More information about Daphne Pirie can be found in the AWAP register.
One of eight children - six boys and two girls - Daphne Pirie came to love sport at an early age. Her father, President of the Queensland Rugby League and a former champion sprinter, had his leg blown off as a Lighthorseman in the First World War and turned to sports administration on his return home. On Sunday afternoon outings the family would hold potato races by the creek. Daphne's mother, who grew up on a farm in Rockhampton and worked hard to look after her children and her crippled husband, encouraged her daughter to get out and about and be involved in sport. School sport mostly consisted of air raid drills, but Daphne would swim at the Milton School swimming pool and run at the Exhibition Ground at State Primary School Athletics days.
When the Queensland Women's Amateur Athletic Association re-formed after the war, Pirie began running. Serious training began at the age of seventeen when she was sent with a junior team to Sydney by the Mayne Harriers' Athletic Club in 1948. By 1955 she held 40 open championships in her State and was unbeaten in all events.
In the early 1950's Pirie and others re-formed the Valley Women's Hockey Club (disbanded during the war) as a social activity alongside the Valley men's team. In her second year in the game Pirie made the State team, and by 1955 was in the Australian team. She enjoyed the team game, finding it easier than running - 'running is tougher, and it's individual' - and was happy to switch between the two; playing hockey in the winter, running in summer, and working at Whatmore's Sports Store in between.

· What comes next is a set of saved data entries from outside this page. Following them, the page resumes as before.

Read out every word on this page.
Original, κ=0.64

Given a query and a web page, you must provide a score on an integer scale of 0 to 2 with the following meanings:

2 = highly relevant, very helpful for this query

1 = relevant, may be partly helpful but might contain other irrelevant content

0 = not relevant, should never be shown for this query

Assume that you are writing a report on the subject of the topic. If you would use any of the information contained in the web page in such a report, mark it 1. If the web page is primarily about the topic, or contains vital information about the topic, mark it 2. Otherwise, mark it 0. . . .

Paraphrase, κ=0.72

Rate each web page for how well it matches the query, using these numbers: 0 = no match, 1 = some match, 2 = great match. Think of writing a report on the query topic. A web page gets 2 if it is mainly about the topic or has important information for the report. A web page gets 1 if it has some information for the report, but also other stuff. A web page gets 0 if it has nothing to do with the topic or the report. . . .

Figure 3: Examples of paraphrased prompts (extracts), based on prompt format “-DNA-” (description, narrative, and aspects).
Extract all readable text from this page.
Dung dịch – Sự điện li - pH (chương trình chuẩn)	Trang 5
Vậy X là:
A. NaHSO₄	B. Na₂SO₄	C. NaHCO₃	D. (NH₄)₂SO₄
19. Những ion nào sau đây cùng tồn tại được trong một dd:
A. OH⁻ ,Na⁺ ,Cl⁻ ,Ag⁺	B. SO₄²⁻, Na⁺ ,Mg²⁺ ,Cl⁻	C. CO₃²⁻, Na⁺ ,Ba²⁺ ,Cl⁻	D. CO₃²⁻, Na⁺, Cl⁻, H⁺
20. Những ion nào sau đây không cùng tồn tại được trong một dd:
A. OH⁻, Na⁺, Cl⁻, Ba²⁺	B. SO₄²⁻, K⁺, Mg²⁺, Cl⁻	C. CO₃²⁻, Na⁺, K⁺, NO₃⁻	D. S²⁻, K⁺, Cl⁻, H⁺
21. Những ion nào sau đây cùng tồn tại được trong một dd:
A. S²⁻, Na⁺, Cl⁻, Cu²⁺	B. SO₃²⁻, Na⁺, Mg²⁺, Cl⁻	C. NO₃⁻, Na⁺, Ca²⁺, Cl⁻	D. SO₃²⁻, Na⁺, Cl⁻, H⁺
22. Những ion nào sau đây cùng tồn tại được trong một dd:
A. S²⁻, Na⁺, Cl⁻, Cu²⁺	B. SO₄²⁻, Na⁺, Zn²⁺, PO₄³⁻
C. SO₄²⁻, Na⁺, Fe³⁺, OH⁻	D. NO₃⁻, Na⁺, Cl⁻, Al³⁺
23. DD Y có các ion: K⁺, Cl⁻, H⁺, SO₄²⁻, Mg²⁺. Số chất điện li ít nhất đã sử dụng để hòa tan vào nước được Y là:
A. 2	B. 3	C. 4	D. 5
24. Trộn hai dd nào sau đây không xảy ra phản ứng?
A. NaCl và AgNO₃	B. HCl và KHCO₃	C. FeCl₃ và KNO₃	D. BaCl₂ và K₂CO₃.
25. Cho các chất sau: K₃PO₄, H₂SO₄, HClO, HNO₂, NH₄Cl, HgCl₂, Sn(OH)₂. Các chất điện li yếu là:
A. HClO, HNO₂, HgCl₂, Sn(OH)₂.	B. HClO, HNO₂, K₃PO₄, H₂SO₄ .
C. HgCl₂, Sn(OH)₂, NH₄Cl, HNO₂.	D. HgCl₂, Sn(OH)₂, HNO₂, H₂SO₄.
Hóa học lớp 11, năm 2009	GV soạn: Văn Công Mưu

Daphne Pirie was married in 1958 and had her first child soon afterward. The family lived at the Gold Coast and Pirie began playing hockey at Murwillumbah. Not content only to spectate when her elite career was over, Daphne developed a career in sports administration. On Ruby Robinson's retirement, she was appointed to the Queensland Olympic Council, becoming its first female vice-president. She was founding president of Womensport Queensland and is a director of Gold Coast Events Management. She holds life memberships with Hockey Australia, Women's Hockey Australia and Hockey Queensland and is a Hockey Queensland Hall of Fame Inductee. She is a board member of the Queensland Academy of Sport and President of the Gold Coast Sporting Hall of fame. Most recently, she was honoured by Womensport Queensland who, in 2006, granted her their inaugural 2006 contribution to sport award.